Dear all I am new to Angularjs and I am trying creating a modal. One of the example I have found online (and currently following), is the below one, which I find difficult to understand.
$scope.checkout = function (cartObj) {
var modalInstance = $modal.open({
templateUrl : 'assets/menu/directives/payment-processing-modal.tmpl.html',
controller : ["$scope", "$modalInstance", "cartObj", function($scope, $modalInstance, cartObj) {
}],
resolve : { // This fires up before controller loads and templates rendered
cartObj : function() {
return cartObj;
}
}
});
What I am confused about is cartObj which I already received as a parameter for my function is passed to my controller through dependency injection. However why I have to create a function named cartObj and return that variable. It seems confusing. Can anyone please help ?
Here's the line-by-line breakdown:
$scope.checkout = function (cartObj) {
A $scope variable named checkout is being created which references a function so that you can call it in the view as checkout()
(for example from a button with ng-click="checkout").
This function is passed a service called cartObj.
var modalInstance = $modal.open({
A variable called modalInstance is used to call the $modal service open method.
The UI Bootstrap $modal service returns a modal instance.
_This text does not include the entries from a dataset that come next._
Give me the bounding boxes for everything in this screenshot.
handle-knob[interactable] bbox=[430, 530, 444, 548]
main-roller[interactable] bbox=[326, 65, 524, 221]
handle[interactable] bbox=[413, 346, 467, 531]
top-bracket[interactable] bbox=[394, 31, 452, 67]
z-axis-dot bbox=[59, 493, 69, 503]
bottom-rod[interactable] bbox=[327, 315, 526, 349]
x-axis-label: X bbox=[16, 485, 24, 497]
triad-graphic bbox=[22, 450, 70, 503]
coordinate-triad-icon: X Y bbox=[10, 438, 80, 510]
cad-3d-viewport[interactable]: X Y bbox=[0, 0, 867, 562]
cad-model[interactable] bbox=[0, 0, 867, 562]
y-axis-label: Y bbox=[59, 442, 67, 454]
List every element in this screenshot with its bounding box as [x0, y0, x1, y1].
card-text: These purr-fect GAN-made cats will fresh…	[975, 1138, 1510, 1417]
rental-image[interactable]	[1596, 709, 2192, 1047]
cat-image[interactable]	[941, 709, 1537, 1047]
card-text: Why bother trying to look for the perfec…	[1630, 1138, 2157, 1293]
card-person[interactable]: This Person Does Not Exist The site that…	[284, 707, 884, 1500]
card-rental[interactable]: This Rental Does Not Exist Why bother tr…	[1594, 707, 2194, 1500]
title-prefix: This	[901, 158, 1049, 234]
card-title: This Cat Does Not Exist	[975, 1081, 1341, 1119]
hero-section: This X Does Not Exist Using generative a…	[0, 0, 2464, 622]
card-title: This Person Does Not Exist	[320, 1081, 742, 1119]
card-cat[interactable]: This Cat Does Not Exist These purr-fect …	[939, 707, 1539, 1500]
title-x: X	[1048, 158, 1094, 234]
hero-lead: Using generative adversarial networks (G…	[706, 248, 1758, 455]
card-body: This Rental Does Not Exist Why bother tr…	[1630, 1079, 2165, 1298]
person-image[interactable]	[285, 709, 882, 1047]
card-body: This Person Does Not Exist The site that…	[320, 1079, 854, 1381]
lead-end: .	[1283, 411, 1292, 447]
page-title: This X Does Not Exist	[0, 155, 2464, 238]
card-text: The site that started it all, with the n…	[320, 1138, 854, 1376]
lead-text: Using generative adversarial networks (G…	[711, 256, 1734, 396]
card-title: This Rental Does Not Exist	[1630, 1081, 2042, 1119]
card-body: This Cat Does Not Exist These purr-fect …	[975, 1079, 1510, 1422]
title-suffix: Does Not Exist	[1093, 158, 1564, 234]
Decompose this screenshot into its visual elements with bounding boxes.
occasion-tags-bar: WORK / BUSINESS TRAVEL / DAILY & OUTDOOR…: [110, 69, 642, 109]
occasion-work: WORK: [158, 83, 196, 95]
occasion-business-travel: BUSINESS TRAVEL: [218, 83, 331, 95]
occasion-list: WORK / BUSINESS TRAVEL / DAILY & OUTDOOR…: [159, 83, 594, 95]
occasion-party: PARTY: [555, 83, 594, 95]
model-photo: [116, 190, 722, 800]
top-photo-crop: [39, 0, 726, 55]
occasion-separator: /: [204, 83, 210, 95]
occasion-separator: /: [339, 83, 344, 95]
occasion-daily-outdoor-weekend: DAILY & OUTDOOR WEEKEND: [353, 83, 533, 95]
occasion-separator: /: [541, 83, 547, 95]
The open method is passed an object that defines the modal instance configuration as follows:
templateUrl : 'assets/menu/directives/payment-processing-modal.tmpl.html',
This says that the modal instance should use the template found at the respective url.
controller : ["$scope", "$modalInstance", "cartObj", function($scope, $modalInstance, cartObj) {
}],
This creates a controller for the modal instance that is passed the $scope, the $modalInstance service and, importantly, the resolved cartObj service.
Services are singletons that are used to share data across controllers. That means that there is one version of the cartObj service and if one controller updates it, another controller can query the service and get the data that was updated by any other controller. That's great, but if a variable needs to be initialized with some value from the service when the controller loads, it will return undefined because it has to first ask for and then wait to get the data back. That's where resolve comes in:
resolve : { // This fires up before controller loads and templates rendered
cartObj : function() {
return cartObj;
}
}
});
The reason here for using resolve is probably because the template itself is dependent upon some data from the cartObj being available WHEN the template is loaded. Resolve will resolve the promises BEFORE the controller loads so that when it does, the data is there and ready. Basically, resolve simplifies the initialization of the model inside a controller because the initial data is given to the controller instead of the controller needing to go out and fetch the data.
The resolved cartObj is what is passed to the modalInstance and can therefore be accessed in the controller as: cartObj.someproperty.